|Die Frankfurt-Tipp Bewertung:|
|Originaltitel:||Son of Saul|
|Laufzeit:||Ca. 107 min.|
|FSK:||From 12 years|
October 1944 at the Auschwitz-Birkenau concentration camp: the Hungarian Jew Saul Ausländer (Géza Röhrig), as part of the Sonderkommando, must help the Nazis with their cruel extermination campaign against the Jews. Together with other members of the Sonderkommando, he must remove bodies, clean the deadly showers or dig trenches. But then he discovers a boy among the dead, in whom he believes to recognize his son. From now on there is only one goal for Saul: he wants to make a real funeral possible for the boy in the presence of a rabbi. But that seems an impossible task in the concentration camp - and now of all times the members of the Sonderkommando are planning an uprising to enable them to escape from this hell…

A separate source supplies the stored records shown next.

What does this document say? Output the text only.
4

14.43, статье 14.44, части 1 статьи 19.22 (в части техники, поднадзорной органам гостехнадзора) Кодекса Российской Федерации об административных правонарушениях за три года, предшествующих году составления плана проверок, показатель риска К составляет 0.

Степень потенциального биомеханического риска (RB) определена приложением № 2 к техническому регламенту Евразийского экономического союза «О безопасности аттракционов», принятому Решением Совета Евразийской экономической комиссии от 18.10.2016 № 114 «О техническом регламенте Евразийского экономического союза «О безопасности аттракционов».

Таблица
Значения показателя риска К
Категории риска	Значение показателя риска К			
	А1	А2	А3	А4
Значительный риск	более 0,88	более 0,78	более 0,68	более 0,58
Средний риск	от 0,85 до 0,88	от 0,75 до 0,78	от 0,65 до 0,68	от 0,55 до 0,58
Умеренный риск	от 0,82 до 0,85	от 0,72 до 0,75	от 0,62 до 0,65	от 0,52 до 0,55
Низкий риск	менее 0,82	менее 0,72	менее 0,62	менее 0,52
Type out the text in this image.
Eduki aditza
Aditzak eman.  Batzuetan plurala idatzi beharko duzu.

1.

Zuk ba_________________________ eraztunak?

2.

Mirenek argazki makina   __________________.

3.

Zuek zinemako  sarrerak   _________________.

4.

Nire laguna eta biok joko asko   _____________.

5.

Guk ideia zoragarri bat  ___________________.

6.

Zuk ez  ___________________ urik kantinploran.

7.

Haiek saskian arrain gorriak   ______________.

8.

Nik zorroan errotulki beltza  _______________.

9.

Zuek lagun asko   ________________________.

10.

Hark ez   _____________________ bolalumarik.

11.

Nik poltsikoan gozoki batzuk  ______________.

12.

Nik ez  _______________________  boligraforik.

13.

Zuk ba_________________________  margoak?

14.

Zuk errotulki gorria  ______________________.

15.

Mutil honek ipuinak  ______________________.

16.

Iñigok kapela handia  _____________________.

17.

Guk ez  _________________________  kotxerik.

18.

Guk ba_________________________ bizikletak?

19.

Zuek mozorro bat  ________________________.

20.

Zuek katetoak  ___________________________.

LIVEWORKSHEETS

"Son of Saul" by director László Nemes has already been awarded at several festivals and has now also won the Oscar for Best Foreign Language Film. Of course, this has something to do primarily with the subject matter, which is important and must never be forgotten. There's no question that Nemes has staged a powerful work that you as a viewer can't shake off so easily. But apart from that the question arises whether it was really necessary to stage such a challenging, emotionally exhausting story in such a bulky and almost tiringly difficult way.
Of course it's understandable that Nemes wants to mercilessly draw the audience into the action with his very special camera style. He manages that very well, but in the long run it's very exhausting for the viewer. Added to this is the fact that the story in its core is not sufficient to justify the almost two hours of runtime. Rather, one has the feeling that it should primarily serve to show as much as possible of the cruel everyday life in a concentration camp. This is extremely shocking and disturbing, especially in the first minutes, but loses a lot of its power in the long run.
"Son of Saul" will unfortunately only be accessible to a small audience as the film it is. It is too difficult - in terms of both content and craftsmanship - to reach as many viewers as the ambitions behind the project deserve. Those who aren't afraid of heavy cinema costs in general and can place the emotional intensity above the dramaturgical one, will get a long lasting film here. But if you're afraid that this drama might be too much of a challenge, you won't be able to see what the movie's great critiques and various film awards have earned it. And therefore there is only a certain reservation: Worth seeing!